Case study: Criminal Procedure Rules (CrimPR)

The work produced by two of our centre members, Professor Ed Cape and Dr Tom Smith, has made a significant impact by contributing to the amendment of the Criminal Procedure Rules (CrimPR).

During 2014/2015, Ed and Tom carried out research into the practice of pre-trial detention (PTD) in England and Wales. This dealt with bail and detention in custody prior to trial or conviction and was part of an EU-funded study led by Fair Trials International (FTI), a human rights organisation, in ten countries.

The project’s aim was to assess the practice of PTD across the EU, find examples of good and bad practice, and to make policy recommendations to EU and domestic institutions. Ed and Tom conducted a desk-based review of PTD practice and procedure, surveyed criminal defence practitioners, observed PTD hearings, reviewed prosecution case files, and interviewed judges, magistrates and prosecutors. The research findings were published on the UWE Bristol research repository early in 2016 and incorporated into FTI’s regional report, which was presented to the European Parliament in May 2016.

One key finding from the research was that courts took very little time to consider vital decisions about the liberty of unconvicted individuals – particularly early on where evidence and disclosure might be incomplete.
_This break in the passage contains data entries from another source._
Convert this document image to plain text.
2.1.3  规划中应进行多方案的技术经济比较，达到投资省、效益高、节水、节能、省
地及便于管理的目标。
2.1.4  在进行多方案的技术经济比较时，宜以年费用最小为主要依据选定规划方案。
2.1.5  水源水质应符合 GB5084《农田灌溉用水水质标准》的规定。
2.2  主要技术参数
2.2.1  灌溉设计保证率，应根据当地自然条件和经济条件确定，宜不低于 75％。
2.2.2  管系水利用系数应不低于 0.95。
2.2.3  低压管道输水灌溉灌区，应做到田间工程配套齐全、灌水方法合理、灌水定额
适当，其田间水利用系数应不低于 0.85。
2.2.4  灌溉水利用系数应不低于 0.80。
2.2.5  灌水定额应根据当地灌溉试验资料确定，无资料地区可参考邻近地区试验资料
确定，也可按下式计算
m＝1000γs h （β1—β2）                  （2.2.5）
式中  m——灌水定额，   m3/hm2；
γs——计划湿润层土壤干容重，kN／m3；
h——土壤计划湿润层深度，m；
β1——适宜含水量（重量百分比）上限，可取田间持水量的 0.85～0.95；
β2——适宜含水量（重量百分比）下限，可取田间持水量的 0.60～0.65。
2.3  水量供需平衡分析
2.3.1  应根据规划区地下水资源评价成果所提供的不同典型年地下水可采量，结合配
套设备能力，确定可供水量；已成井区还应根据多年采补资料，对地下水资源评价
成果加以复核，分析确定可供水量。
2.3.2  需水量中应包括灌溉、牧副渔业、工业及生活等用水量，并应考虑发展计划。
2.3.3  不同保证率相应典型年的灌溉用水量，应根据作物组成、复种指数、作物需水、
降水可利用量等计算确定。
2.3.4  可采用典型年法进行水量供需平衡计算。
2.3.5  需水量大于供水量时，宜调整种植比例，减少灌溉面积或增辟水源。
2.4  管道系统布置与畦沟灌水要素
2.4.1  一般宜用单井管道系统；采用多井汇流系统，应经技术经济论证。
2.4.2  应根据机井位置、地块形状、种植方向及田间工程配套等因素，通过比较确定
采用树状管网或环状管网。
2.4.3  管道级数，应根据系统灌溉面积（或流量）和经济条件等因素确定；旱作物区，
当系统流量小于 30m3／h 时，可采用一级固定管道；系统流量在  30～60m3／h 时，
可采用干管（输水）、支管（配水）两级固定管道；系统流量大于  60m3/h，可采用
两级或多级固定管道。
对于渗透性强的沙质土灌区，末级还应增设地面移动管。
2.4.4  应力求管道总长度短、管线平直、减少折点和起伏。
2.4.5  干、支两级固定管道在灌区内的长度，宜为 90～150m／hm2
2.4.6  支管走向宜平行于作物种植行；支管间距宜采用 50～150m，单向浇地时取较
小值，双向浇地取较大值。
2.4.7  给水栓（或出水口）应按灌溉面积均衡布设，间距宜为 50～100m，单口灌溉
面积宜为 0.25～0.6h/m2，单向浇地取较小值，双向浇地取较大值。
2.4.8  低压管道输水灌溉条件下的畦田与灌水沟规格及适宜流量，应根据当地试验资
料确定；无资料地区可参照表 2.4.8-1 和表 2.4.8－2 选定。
Additionally, the research also suggested that adequate time is often not available for the defence to consider information about the prosecution case prior to a PTD hearing. As such, the final research report recommended that the CrimPR should be amended to compel courts to ensure adequate time is given to making decisions regarding PTD and that the defence should have the time they require prior to hearings.

In March 2016, the CrimPR Committee responded positively to the report findings and expressed interest in incorporating its recommendations into the Rules. Ed and Tom worked with them, and in February 2017, the Committee amended Parts 8 (Initial Details of the Prosecution Case) and 14 (Bail and Custody Time Limits) of the CrimPR to:

  • impose on the court a duty to ensure that if information about the prosecution case is supplied later than usually is required, then the defendant, and any defence representative, is allowed sufficient time to consider it;
  • explicitly to require that information provided for the court in bail proceedings must be provided for the defendant, too;
  • to require the court itself to take sufficient time in bail proceedings to consider the parties’ representations and reach its decision.

The Committee acknowledged the significant contribution of Ed and Tom’s report. This successful outcome highlights the real impact research can have, particularly through constructive dialogue with policymakers.